I’ve always been a fan of informational signs that include people getting harmed. You know, like the one at your apartment complex that shows the dude getting squished by the gate? Or the one on the arm of the thing that stops you from driving your car out of the parking deck at work showing a dude being beaned in the head by the very same arm? My favorite is the one where the giant angry shock cloud is totally zapping the shit out of some hapless dude.

I was reminded of those when I spotted The included image in the Thornton Road Chick Fil A yesterday.

Here’s what those numbered points say:

  1. If the victim is choking, call 911. Let the victim know you are going to help them.
  2. Hey, I’m going to help you, but first I’m going to make a quick phone call.

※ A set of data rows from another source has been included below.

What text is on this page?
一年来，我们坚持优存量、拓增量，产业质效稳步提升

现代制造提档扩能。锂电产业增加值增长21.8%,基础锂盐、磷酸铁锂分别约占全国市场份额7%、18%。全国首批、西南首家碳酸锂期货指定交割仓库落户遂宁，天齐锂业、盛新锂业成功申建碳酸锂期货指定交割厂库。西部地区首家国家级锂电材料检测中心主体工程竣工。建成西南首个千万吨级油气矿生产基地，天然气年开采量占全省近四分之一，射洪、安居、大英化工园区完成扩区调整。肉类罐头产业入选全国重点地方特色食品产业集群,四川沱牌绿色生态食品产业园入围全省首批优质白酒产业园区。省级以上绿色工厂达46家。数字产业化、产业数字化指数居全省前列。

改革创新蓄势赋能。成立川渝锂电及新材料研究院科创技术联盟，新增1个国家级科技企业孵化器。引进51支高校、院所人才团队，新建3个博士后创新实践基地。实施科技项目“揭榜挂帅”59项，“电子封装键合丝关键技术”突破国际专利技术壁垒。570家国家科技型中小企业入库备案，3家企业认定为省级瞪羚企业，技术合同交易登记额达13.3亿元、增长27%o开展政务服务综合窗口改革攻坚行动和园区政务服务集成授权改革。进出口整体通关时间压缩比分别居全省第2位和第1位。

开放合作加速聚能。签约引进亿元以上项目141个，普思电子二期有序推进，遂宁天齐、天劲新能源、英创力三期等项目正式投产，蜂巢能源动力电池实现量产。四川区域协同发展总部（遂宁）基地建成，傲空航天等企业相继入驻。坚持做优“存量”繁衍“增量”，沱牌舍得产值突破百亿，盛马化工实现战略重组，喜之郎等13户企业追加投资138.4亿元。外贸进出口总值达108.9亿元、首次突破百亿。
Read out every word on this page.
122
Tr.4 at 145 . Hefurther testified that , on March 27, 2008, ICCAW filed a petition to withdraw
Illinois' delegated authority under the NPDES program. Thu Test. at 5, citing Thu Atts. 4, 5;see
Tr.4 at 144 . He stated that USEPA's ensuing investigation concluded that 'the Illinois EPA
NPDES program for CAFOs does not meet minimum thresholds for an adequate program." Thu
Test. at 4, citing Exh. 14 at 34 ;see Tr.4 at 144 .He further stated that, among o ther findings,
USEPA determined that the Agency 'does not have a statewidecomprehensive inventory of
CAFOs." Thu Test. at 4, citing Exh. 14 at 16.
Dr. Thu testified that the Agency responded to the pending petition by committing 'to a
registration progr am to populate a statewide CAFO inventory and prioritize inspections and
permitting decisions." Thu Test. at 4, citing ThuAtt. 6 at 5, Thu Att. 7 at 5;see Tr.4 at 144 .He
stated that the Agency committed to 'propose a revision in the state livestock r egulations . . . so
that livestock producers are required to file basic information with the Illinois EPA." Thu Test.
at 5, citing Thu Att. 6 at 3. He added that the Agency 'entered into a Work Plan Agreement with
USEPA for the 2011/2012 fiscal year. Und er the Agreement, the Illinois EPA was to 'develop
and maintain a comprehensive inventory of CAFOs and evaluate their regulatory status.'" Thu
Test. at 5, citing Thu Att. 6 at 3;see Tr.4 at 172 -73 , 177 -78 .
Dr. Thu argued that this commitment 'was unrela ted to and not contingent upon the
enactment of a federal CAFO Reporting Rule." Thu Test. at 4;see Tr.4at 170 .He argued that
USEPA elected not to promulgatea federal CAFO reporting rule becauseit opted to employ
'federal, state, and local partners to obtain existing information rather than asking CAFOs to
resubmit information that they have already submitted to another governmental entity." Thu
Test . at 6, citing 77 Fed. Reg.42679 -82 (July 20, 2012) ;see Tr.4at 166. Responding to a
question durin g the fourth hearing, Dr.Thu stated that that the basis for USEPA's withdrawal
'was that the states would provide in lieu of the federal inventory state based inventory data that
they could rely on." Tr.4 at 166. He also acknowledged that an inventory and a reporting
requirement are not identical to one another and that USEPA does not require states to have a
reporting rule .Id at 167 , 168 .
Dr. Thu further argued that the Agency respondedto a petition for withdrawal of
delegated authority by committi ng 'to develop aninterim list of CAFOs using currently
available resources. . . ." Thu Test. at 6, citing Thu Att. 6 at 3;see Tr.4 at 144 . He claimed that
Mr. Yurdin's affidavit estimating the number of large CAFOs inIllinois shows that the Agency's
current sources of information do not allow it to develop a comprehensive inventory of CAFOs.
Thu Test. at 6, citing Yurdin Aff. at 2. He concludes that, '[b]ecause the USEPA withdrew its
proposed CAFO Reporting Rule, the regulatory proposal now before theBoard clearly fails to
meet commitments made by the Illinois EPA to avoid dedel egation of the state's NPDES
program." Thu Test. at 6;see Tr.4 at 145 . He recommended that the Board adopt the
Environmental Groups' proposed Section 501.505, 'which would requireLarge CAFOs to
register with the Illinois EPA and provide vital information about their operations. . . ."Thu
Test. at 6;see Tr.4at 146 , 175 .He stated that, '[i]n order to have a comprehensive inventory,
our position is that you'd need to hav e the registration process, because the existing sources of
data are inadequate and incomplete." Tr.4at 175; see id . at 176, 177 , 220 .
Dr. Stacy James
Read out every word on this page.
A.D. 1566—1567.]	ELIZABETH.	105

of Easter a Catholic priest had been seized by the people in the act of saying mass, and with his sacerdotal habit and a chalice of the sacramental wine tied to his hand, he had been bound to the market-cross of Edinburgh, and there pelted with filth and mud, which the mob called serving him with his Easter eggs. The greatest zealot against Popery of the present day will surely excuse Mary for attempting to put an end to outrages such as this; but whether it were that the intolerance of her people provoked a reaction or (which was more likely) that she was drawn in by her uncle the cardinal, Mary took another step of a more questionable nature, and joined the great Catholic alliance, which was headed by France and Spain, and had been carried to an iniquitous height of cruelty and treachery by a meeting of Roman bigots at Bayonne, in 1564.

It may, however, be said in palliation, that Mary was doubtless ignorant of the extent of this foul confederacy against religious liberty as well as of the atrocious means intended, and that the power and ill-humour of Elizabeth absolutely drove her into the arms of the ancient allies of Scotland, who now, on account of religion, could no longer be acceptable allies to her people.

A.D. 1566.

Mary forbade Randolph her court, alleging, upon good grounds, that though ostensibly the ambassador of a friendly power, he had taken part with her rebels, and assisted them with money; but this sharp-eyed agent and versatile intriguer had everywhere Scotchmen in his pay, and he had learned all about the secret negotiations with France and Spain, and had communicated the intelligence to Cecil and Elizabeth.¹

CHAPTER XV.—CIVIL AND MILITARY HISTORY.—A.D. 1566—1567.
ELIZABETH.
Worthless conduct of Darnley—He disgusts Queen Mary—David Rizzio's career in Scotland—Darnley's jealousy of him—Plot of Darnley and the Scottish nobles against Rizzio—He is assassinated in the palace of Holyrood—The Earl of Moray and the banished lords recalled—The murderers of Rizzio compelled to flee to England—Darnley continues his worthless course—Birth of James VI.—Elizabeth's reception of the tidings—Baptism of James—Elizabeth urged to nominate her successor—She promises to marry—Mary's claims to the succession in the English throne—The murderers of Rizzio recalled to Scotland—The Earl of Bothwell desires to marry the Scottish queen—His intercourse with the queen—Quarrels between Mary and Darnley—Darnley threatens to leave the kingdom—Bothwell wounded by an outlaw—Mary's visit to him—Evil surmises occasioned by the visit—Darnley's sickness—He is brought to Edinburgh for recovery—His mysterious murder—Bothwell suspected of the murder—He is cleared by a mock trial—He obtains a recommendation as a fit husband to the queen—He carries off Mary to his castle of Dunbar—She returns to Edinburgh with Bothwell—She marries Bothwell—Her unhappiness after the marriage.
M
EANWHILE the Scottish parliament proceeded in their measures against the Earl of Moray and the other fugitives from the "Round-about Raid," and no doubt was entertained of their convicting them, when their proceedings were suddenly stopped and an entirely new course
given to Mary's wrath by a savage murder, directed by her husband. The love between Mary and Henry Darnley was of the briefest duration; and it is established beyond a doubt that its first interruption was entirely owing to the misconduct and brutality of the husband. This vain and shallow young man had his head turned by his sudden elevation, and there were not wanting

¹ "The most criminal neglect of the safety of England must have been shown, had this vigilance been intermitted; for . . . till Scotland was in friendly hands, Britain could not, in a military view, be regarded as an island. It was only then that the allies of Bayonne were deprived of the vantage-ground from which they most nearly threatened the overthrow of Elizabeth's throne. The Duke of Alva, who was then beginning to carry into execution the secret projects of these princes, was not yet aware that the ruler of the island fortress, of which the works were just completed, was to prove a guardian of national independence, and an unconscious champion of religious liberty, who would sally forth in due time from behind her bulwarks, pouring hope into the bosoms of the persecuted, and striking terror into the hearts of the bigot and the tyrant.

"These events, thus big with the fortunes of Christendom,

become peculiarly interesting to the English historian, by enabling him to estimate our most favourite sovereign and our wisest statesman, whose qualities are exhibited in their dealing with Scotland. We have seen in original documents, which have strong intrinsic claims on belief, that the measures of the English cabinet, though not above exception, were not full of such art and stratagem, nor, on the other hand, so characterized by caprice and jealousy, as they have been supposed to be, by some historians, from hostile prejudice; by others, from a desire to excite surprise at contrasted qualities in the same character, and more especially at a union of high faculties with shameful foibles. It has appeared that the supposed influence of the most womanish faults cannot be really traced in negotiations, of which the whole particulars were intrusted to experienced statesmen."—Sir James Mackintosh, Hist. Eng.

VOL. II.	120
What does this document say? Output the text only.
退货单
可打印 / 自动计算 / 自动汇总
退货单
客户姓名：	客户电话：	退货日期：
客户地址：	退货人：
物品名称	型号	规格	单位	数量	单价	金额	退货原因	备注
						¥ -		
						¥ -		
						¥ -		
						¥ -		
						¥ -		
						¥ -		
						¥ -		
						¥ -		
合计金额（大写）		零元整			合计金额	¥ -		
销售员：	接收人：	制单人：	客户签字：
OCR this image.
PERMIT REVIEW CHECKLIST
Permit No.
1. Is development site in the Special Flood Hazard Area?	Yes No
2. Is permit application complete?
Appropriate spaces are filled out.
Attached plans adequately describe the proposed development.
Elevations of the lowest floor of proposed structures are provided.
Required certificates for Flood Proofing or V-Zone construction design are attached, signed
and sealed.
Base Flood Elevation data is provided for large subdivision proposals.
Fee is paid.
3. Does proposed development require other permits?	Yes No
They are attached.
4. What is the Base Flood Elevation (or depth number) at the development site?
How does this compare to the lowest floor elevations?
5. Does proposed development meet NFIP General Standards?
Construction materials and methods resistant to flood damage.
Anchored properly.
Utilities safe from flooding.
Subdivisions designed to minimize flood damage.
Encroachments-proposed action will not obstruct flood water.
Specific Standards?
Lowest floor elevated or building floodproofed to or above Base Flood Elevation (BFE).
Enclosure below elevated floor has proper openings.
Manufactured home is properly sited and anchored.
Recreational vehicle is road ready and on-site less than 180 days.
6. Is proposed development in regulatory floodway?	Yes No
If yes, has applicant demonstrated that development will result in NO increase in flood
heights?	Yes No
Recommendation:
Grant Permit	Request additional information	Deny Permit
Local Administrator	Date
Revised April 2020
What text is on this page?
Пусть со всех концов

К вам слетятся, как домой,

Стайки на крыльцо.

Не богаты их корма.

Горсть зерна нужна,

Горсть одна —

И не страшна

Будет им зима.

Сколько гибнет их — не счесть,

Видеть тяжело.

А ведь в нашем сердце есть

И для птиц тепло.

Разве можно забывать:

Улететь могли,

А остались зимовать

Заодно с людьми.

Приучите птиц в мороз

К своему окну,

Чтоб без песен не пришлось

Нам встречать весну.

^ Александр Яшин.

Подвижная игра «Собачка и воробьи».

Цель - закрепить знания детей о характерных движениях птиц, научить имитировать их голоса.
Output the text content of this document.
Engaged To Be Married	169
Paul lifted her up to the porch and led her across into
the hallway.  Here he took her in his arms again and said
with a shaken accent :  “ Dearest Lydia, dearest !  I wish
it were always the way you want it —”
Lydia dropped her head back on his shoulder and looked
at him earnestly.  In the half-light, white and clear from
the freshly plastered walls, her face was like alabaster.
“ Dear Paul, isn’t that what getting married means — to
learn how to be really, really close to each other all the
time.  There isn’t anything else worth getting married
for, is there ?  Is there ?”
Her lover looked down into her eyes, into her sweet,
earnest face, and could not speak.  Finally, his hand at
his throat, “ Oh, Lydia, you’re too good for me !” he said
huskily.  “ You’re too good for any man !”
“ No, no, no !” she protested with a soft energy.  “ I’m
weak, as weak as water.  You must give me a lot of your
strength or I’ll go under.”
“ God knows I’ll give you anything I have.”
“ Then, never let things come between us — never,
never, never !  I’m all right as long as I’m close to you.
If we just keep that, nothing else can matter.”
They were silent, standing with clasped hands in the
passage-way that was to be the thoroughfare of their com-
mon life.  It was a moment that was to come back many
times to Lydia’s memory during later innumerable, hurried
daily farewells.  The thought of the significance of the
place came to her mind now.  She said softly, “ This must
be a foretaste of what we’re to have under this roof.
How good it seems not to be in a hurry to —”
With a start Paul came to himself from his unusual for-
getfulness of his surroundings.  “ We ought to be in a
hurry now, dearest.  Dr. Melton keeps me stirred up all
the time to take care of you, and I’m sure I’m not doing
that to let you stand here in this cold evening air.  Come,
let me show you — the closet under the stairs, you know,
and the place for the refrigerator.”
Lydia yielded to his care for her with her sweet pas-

Don’t worry, you’ll pass out long before the ambulance can get here.

  3. Give 5 back blows.
  4. Seems to me like this is something that should happen at the end as a means of thanking the person who just saved your life, but I am not a doctor or anything.

  5. Make a fist with your hand and place your (blurry words here about fisting)
  6. I’m realizing here that no mention has been made of Dr. Henry Heimlich. What ever happened to him and his maneuver?

  7. Grip your fist with your other hand and press into the victim [sic] abdomen with 5 quick inward and upward thrusts
  8. If you should happen to graze victim jiggling breasts in the process, do not make a big deal out of it. Just file it away for later.

  9. Repeat until object is dislodged
  10. Or until you reach completion, whoever comes last.

I saw one of my teachers choking once in high school. A classmate of mine performed the Heimlich, a piece of potato came rocketing out, and pretty much everyone was embarrassed.

Not sure if there were any back blows, but I don’t really want to know anyway.